Publication Details

Turcotte, G, Australian Gothic, in Mulvey Roberts, M (ed), The Handbook to Gothic Literature, Macmillan, Basingstoke, 1998, 10-19. Original book available here. This copy is a late draft and might contain inconsistencies with the published version.

Abstract

[Extract] Long before the fact of Australia was ever confirmed by explorers and cartographers it had already been imagined as a grotesque space, a land peopled by monsters. The idea of its existence was disputed, was even heretical for a time, and with the advent of the transportation of convicts its darkness seemed confirmed. The Antipodes was a world of reversals, the dark subconscious of Britain. It was, for all intents and purposes, Gothic par excellence, the dungeon of the world. It is perhaps for this reason that the Gothic as a mode has been a consistent presence in Australia since European settlement. Certainly the fact that settlement began in the eighteenth and nineteenth centuries, during the rise of the Gothic as a sensationalist and resonantly influential form, contributes to its impact on the literature of Australia. There may be other reasons for its appeal. It is certainly possible to argue that the generic qualities of the Gothic mode lend themselves to articulating the colonial experience inasmuch as each emerges out of a condition of deracination and uncertainty, of the familiar transposed into unfamiliar space. It is this very quality which Freud identified as the condition of the uncanny, where the home is unhomely — where the heimlich becomes unheimlich — and yet remains sufficiently familiar to disorient and disempower.

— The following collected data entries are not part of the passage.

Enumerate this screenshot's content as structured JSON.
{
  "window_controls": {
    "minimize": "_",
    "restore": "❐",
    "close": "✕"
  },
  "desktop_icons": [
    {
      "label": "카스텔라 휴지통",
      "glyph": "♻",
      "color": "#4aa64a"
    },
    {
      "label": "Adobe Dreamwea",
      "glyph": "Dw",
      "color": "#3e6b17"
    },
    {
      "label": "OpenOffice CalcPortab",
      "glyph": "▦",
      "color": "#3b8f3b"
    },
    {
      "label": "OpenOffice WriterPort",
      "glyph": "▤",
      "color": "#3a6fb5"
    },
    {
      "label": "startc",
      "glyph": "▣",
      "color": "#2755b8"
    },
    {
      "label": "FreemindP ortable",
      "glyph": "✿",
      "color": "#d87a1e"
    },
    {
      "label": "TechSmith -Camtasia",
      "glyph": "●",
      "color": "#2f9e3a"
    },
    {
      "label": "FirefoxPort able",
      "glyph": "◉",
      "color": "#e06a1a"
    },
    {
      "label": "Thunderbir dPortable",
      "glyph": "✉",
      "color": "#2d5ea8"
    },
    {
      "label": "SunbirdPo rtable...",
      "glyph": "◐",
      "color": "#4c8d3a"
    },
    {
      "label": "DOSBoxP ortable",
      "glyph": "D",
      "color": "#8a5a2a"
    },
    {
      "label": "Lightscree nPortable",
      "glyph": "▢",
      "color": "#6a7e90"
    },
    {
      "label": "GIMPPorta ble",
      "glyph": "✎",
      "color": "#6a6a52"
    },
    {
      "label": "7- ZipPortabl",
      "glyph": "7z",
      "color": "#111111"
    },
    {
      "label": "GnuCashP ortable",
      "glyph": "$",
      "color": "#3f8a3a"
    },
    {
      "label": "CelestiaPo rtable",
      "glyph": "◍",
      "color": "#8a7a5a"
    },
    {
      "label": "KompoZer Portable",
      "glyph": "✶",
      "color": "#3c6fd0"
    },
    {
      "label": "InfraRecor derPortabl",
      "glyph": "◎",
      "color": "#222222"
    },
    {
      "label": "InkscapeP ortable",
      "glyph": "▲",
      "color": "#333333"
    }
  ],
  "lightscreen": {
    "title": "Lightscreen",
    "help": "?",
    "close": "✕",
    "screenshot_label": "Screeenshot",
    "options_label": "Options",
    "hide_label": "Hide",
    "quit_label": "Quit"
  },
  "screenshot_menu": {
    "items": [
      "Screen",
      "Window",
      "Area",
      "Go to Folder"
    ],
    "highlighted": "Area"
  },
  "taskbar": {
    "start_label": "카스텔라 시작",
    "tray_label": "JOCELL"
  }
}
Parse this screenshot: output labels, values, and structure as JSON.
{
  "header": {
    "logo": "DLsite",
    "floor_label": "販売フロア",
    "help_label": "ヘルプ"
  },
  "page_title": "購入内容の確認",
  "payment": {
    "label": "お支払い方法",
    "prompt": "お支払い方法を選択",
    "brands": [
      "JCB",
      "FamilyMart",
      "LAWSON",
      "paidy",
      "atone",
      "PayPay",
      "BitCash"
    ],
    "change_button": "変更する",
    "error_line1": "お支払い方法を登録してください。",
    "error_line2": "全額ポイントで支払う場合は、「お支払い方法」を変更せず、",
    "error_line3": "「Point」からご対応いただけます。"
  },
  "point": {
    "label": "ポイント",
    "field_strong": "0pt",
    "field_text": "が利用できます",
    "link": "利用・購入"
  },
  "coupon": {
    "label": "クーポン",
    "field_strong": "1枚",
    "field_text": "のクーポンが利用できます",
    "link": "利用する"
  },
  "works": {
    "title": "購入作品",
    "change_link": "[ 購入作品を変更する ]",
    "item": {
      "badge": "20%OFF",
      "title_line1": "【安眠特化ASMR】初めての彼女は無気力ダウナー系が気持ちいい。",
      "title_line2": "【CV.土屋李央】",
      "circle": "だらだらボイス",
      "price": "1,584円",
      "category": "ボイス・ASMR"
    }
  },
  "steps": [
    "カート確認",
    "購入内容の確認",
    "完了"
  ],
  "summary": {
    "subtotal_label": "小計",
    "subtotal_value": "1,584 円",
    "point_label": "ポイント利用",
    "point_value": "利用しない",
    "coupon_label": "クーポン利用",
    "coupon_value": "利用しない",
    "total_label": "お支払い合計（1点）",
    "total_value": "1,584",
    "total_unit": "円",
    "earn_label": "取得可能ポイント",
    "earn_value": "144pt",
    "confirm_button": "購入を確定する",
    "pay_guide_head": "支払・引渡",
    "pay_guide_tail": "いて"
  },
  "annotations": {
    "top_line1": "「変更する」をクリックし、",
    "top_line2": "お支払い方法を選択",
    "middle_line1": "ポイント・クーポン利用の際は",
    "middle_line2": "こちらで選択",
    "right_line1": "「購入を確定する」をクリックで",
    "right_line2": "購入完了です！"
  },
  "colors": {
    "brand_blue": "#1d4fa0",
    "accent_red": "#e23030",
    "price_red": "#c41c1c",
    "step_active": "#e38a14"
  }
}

All migrations represent a dislocation of sorts, but Australia posed particularly vexing questions for its European immigrants. Nature, it seemed to many, was out of kilter. To cite the familiar cliches: its trees shed their bark, swans were black rather than white, and the seasons were reversed. And while these features represented a physical perversion, it was widely considered to be metonymic of an attendant spiritual dis/ease.